Traduit en anglais pour la première fois [en 1994], cette réunion qui eut lieu en 1936 révèle de riches informations en laissant le lecteur évaluer par lui-même la sagesse de ces messieurs, qui ont eu pour charge de formater le karaté moderne d’avant guerre. Plus encore, en étudiant ce témoignage nous sommes en mesure de commprendre pour la première fois pourquoi le terme de « todé-jutsu » a été changé en « karaté-do », et pourquoi les okinawaiens avaient peur de perdre une pièce importante de leur héritage culturel. En étudiant le compte-rendu de ce meeting historique, pour la première fois publié dans le livre de Kanken Toyama « Karaté-do Daiho Kan » en 1963, il est également possible de comprendre mieux les conditions qui ont mené à la modernisation du karaté-do et quels furent les efforts consentis avant la guerre en vue de son unification et son développement.
L’acteur principal derrière ce rassemblement, Nakasone Genwa est né à Okinawa et obteint son diplôme de l’Université d’Okinawa en 1929. Après avoir déménagé à Tokyo, il s’impliqua dans le mouvement socialiste japonais et travailla en tant qu’éditeur pour ce mouvement. En 1934 il commença à promouvoir et publier plusieurs ouvrages sur le karaté-do. Après la guerre, il continua une carrière de politicien. En 1973, Nakasone écrivit « From Okinawa to Ryukyu » ; il est cependant mieux connu aujourd’hui pour ses brillantes publications de 1938, « Karaté-do Taikan » et « Kobo Kempo Karaté Nyumon » livre qu’il cosigna avec le fondateur du Shito-Ryu, Mabuni Kenwa (1889-1942).
Au meeting de 1936, Nakasone Genwa (1886-1978) était agé de 50 ans alors que Hanashiro Chomo (1869-1945), ancien disciple du légendaire Bushi Matsumura (1809-1901) et éminent maitre de todé-jutsu avait 67 ans. Kyan Chotoku (1870-1945), également ancien disciple de Bushi Matsumura et lui aussi maitre éminent de todé-jutsu était agé de 66 ans. Motobu Choki (1871-1944), le personnage le plus controversé du todé à cette époque avait 65 ans.
Chibana Choshin (1885-1969), ancien disciple de Itosu Anko (1832-1915) et maitre très estimé qui fut le premier à proposer le terme « shorin-ryu » à la place de « todé-jutsu » était agé de 51 ans.

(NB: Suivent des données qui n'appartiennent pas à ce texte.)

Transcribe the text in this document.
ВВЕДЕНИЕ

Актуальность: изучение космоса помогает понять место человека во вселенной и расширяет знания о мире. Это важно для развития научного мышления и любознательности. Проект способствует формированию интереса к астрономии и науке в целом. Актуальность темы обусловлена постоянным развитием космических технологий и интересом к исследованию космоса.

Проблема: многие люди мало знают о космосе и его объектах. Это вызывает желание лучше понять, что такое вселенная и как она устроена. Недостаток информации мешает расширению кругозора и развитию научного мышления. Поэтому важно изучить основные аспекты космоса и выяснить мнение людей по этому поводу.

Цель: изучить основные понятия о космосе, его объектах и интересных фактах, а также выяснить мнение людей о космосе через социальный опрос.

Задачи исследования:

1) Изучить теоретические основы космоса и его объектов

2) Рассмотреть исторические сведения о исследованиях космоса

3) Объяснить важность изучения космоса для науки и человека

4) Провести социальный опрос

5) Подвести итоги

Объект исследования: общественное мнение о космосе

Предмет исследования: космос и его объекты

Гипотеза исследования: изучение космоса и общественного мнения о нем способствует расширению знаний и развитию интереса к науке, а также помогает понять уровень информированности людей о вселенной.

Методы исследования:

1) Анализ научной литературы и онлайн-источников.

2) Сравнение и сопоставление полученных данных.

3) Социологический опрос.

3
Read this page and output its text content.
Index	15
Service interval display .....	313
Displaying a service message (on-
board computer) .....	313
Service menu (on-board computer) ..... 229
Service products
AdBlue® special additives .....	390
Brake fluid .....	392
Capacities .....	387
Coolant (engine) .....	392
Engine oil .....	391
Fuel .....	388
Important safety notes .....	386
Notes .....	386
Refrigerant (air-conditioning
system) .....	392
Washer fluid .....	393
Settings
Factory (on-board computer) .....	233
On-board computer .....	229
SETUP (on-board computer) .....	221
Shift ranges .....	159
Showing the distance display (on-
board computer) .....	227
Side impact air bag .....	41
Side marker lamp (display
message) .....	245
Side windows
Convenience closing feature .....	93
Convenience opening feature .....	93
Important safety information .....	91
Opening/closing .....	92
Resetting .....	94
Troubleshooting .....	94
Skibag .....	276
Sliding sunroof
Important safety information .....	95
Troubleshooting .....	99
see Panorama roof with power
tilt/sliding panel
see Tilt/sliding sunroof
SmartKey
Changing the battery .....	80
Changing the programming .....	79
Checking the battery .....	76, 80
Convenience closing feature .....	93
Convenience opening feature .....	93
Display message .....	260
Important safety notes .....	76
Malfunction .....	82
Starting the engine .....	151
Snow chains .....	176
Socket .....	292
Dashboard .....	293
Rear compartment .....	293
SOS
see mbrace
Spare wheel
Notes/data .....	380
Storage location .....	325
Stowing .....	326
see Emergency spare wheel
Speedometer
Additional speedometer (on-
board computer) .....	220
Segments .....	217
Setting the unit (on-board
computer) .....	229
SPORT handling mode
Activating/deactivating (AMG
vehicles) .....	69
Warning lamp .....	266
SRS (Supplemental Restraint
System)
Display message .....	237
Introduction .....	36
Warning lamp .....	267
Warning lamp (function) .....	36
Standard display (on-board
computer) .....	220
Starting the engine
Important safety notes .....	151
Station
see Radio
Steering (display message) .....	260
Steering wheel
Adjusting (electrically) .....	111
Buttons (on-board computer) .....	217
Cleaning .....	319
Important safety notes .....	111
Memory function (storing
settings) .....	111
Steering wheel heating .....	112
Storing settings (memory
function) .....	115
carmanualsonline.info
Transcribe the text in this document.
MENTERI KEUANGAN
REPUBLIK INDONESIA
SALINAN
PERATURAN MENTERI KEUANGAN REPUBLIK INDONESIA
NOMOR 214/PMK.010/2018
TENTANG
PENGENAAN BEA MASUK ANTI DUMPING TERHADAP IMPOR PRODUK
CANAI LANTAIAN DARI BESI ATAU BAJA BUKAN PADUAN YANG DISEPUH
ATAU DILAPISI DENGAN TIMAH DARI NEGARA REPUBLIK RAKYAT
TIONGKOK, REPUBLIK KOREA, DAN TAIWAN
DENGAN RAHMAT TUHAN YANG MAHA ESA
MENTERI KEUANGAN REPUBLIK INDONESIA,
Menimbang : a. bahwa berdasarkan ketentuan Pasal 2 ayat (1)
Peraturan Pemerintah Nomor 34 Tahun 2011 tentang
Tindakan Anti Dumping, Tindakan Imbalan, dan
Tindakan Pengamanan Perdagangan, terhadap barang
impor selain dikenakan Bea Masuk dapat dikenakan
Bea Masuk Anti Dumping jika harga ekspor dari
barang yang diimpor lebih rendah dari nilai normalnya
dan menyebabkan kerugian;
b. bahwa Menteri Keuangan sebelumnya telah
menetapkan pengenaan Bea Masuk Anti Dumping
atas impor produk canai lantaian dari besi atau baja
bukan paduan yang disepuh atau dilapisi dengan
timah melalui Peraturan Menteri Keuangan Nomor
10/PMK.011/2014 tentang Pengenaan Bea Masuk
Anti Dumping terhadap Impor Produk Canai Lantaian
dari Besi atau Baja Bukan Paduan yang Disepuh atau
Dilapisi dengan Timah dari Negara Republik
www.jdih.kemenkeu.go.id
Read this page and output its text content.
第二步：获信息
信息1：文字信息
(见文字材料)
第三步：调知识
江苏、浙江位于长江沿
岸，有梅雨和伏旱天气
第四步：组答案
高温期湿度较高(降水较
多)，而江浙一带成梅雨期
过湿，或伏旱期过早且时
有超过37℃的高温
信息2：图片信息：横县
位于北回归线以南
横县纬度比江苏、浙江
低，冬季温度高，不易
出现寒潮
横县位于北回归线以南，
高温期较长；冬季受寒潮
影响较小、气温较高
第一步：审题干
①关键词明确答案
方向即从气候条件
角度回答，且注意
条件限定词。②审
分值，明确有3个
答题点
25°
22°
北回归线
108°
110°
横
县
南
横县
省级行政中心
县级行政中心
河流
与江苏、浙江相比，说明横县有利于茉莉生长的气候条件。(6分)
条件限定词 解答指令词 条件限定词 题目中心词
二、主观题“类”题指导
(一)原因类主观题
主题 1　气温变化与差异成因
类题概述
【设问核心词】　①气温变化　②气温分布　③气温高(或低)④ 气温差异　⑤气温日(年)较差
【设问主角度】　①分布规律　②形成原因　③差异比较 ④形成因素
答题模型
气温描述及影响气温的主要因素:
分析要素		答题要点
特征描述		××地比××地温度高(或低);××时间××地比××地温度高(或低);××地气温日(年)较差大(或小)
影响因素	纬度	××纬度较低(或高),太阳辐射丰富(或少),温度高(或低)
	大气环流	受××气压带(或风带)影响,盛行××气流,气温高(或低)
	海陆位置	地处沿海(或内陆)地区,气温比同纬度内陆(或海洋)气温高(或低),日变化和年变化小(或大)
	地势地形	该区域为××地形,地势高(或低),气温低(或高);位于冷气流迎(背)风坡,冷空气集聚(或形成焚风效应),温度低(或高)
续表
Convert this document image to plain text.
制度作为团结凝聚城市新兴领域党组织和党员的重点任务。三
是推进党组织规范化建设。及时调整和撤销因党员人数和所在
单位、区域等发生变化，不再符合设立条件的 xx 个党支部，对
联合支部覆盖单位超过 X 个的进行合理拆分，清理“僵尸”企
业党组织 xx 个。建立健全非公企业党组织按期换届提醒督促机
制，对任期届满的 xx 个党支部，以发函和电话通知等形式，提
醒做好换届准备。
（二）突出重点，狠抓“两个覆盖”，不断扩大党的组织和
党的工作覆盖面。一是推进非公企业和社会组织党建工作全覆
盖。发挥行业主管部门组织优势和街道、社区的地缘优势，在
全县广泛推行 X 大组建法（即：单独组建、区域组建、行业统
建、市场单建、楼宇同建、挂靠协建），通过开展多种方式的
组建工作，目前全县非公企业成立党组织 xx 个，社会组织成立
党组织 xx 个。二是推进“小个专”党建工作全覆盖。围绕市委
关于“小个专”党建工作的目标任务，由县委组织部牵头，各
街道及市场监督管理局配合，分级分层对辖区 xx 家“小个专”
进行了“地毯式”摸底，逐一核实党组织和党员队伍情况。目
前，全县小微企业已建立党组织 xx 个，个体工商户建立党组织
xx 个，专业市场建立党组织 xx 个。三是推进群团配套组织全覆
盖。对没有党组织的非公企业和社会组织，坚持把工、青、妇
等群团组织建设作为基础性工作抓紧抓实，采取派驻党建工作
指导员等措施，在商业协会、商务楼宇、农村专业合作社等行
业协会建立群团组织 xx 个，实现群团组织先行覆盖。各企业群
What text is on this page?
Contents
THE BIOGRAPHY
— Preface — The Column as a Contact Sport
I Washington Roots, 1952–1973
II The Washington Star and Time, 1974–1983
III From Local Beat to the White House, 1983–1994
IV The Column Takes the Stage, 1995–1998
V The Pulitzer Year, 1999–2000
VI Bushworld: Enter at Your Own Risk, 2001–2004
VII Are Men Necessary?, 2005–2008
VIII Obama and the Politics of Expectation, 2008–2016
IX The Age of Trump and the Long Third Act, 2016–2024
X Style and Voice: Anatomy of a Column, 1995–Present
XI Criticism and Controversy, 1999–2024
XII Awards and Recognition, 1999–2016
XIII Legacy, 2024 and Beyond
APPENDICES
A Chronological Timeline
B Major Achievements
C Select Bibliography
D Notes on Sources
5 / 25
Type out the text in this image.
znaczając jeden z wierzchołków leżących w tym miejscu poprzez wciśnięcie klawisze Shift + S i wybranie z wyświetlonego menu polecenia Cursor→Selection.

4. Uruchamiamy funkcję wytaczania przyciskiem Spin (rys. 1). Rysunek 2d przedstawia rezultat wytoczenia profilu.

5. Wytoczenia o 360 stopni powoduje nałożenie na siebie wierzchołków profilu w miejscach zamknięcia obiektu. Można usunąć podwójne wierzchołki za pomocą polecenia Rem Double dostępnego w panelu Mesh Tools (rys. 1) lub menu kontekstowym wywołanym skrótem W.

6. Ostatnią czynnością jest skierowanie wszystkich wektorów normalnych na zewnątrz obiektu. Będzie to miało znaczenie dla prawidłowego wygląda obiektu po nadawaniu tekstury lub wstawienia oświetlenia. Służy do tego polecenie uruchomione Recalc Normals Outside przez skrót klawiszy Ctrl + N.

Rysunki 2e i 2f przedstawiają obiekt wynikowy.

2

Kiyoda Juhatsu (1886-1967), plus ancien élève de Higashionna Kanryo (1853-1917) et lui aussi maître éminent du todé-jutsu qui a fondé le To’on-ryu, était agé de 50 ans ; Miyagi Chojun (1888-1953), le plus connu des élèves de Higashionna Kanryo et maître respecté du todé qui fondera plus tard le Goju-Ryu, avait alors 48 ans ; Gusukuma Shimpan (1890-1954), ancien disciple de Higashionna Kanryu et Itosu Anko, maître respecté du todé était agé de 46 ans.